Just under a year ago, we moved to a new home. There are only about eight miles between the former home and this one, but the process of moving was still daunting and exhausting — all the boxes, all the tape, all the cleaning and organizing, and purging. At the same time, it was exciting, and joyful and hope-filled. It was exciting to enter a new chapter in our lives. It was pure joy walking through our new, empty home and imagining where we would sit and cook and study and sleep and do laundry and watch tv and swim and garden and entertain. It filled us with hope imagining a better, more peaceful, more healthy, more spacious, more settled life. Relocating is all of these things – joy and pain, hope and mounds of boxes, drudgery and excitement! But once you’re in the new space and get everything set up (and set up again), and invite friends and family, and meet new neighbors, all of the memories of the pain and hard work fade, as the all of the imagined possibilities emerge into reality.

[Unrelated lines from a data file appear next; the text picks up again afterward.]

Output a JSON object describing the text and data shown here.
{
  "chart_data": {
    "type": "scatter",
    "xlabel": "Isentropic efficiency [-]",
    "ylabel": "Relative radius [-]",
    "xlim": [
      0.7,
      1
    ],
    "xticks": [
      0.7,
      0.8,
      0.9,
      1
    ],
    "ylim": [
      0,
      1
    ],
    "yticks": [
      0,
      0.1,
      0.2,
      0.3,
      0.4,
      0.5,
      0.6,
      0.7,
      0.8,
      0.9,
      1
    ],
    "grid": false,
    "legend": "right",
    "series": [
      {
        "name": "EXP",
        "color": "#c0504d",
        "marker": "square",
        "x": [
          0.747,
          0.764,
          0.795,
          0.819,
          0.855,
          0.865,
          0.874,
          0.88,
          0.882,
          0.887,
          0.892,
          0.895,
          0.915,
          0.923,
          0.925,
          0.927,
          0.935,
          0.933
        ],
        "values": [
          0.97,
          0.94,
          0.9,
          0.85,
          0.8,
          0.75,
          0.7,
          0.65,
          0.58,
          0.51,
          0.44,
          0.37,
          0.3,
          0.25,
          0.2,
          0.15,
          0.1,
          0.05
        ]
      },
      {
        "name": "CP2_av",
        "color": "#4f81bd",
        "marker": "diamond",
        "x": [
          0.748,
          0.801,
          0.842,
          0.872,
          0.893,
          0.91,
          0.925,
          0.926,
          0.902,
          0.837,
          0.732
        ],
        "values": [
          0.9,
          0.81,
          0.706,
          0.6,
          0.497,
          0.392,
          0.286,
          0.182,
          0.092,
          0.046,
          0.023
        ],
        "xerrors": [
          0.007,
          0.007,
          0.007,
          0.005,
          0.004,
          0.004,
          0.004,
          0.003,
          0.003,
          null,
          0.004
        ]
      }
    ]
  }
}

Today is the first day of Lent (and Valentine’s Day), and I started reading a book by Diana Butler Bass titled Grounded: Finding God in the World, A Spiritual Revolution. As the book opens, Bass is sitting in the center of a labyrinth at a monastery in Santa Barbara and explains that this monastery was once high upon a hill and isolated from everyday life until it was destroyed by fire. After which, the monks made the decision to relocate to town. I can imagine that decision requiring much prayer, contemplation, and conversation of the monks, as well as a deep digging into their theology and purpose. Their decision meant that while they walked their labyrinth at their new monastery, it would no longer be quiet. It meant that they would hear school children and traffic, rather than meditate high above in silence and with majestic views. While Bass stays at this monastery in the middle of town she experiences God’s presence realizing: “Any sense of monastic isolation has been overcome with a sense of intimate connection with all that is around, things seen and things less tangible. I, like the monks, am not above. Here, I am with the world. And I find that God is with me. Maybe coming off the mountain is not a bad thing after all.” (p. 3)
She then goes on to describe how God has also relocated. The once conventional “three-tiered universe” understanding of God/heavens above, humans/earth between, and hell/underworld below, no longer satisfies causing many people to conclude that God is dead. After all, if there were a God, there wouldn’t have been a holocaust, or 9/11, or Sandy Hook, or famine, or any number of heinous violence humans have had to endure. But Bass offers another option: God is not dead. God has simply relocated — no longer up above but here with us — even in the violence. Indeed, if evil has taken up residence next door, then God has moved in next door too. Bass offers evidence for this new understanding of God’s relocation in the questions people ask after tragedy and violence, and in the answer that is most often offered and accepted. She says that people used to ask their religious leaders questions like, Why did God let this happen? What is God trying to teach us? What does God want us to do in response? They didn’t ask Where is God? because they knew. God was in heaven. Today, however, the questions are more experiential and open-ended: Where is God? And, how shall we act upon that? And, further, these questions are not asked of religious leaders; they are asked of internet search engines, neighbors, co-workers, and sacred texts — texts that seekers have read on their own. Is she right? Has the God of Heaven above moved in next door? I sure hope so.
Certainly the notion that God is with us, is not new. Even John Wesley, on his deathbed twice repeated: “The best of all is God is with us. The best of all is God is with us.” But the notion that God has relocated brings all sorts of possibilities to mind. Bass says, “To relocate God is to reground our lives.” (p. 11) Indeed, this notion holds within it the possibility to change everything — including hope for better, more peaceful, more healthy, more spacious, more settled lives, along with the sincere hope that all of the imagined possibilities emerge into our reality. I want to live my life with God, here in the world. Today.